For humans, identifying items in a scene — whether that’s an avocado or an Aventador, a pile of mashed potatoes or an alien mothership — is as simple as looking at them. But for artificial intelligence and computer vision systems, developing a high-fidelity understanding of their surroundings takes a bit more effort. Well, a lot more effort. Around 800 hours of hand-labeling training images effort, if we’re being specific. To help machines better see the way people do, a team of researchers at MIT CSAIL in collaboration with Cornell University and Microsoft have developed STEGO, an algorithm able to identify images down to the individual pixel.
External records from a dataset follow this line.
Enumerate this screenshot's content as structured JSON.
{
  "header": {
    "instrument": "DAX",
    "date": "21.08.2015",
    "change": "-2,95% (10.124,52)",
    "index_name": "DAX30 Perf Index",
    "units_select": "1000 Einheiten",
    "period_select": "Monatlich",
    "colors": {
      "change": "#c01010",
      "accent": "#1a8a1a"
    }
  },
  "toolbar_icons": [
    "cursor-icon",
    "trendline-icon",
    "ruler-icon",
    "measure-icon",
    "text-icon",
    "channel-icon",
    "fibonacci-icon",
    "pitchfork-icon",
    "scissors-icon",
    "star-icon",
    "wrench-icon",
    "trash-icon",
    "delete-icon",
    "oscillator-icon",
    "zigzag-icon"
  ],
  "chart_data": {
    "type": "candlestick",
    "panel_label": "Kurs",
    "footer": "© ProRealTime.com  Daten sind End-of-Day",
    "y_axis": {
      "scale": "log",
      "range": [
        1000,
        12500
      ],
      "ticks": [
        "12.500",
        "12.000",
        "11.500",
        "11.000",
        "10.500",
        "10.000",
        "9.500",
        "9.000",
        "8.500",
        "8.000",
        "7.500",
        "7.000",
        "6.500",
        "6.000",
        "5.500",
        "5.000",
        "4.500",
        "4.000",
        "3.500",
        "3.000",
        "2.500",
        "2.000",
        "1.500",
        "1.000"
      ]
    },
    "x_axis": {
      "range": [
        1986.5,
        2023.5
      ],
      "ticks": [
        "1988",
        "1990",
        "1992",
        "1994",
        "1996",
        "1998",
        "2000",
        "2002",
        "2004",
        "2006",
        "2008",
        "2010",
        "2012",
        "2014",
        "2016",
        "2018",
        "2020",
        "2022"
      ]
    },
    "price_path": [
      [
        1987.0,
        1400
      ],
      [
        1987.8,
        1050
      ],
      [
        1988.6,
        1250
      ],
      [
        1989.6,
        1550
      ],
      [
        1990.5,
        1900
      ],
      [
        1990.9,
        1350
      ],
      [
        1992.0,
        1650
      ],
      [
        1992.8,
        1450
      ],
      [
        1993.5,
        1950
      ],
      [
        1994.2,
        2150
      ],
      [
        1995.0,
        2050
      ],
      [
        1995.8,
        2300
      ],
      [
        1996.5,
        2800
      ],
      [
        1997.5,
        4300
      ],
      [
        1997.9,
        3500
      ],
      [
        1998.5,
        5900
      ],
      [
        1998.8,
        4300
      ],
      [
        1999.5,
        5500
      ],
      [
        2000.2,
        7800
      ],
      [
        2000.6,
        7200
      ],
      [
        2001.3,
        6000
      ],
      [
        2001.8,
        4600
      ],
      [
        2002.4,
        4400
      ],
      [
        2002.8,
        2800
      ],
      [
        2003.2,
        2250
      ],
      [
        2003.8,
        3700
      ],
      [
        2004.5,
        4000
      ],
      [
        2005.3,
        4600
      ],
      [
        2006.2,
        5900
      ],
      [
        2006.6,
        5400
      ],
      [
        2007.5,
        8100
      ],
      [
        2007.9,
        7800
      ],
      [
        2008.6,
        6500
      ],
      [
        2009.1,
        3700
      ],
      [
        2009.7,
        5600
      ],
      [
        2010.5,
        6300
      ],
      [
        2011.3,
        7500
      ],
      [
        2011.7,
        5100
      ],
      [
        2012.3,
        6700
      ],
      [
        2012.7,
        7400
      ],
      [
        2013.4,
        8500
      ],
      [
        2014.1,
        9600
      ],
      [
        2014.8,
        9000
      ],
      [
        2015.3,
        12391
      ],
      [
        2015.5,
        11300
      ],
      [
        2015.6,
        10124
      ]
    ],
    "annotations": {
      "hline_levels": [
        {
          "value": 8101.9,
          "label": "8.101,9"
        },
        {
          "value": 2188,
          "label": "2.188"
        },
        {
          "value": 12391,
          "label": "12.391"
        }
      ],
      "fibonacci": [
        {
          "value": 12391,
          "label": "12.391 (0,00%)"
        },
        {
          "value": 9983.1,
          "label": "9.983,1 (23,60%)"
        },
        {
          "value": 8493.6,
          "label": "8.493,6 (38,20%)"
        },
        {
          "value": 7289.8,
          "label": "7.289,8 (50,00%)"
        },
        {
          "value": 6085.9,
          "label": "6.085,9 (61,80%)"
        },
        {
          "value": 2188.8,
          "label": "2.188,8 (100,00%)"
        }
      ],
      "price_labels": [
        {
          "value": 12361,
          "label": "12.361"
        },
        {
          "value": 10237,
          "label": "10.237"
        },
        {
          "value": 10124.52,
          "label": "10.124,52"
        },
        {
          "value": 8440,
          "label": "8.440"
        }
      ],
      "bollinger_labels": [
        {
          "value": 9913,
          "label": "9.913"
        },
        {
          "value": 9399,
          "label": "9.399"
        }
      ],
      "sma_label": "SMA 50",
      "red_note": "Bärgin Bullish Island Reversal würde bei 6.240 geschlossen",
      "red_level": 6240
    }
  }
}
Whereas a labeled box would have the object plus other items in the surrounding pixels within the boxed-in boundary, semantic segmentation labels every pixel in the object, but only the pixels that comprise the object — you get just dog pixels, not dog pixels plus some grass too. It’s the machine learning equivalent of using the Smart Lasso in Photoshop versus the Rectangular Marquee tool.
The problem with this technique is one of scope. Conventional multi-shot supervised systems often demand thousands, if not hundreds of thousands, of labeled images with which to train the algorithm. Multiply that by the 65,536 individual pixels that make up even a single 256×256 image, all of which now need to be individually labeled as well, and the workload required quickly spirals into impossibility.
Instead, “STEGO looks for similar objects that appear throughout a dataset,” the CSAIL team wrote in a press release Thursday. “It then associates these similar objects together to construct a consistent view of the world across all of the images it learns from.”
Trained on a wide variety of image domains — from home interiors to high altitude aerial shots — STEGO doubled the performance of previous semantic segmentation schemes, closely aligning with the image appraisals of the human control. What’s more, “when applied to driverless car datasets, STEGO successfully segmented out roads, people, and street signs with much higher resolution and granularity than previous systems. On images from space, the system broke down every single square foot of the surface of the Earth into roads, vegetation, and buildings,” the MIT CSAIL team wrote.
“In making a general tool for understanding potentially complicated data sets, we hope that this type of an algorithm can automate the scientific process of object discovery from images,” Hamilton said. “There's a lot of different domains where human labeling would be prohibitively expensive, or humans simply don’t even know the specific structure, like in certain biological and astrophysical domains. We hope that future work enables application to a very broad scope of data sets. Since you don't need any human labels, we can now start to apply ML tools more broadly.”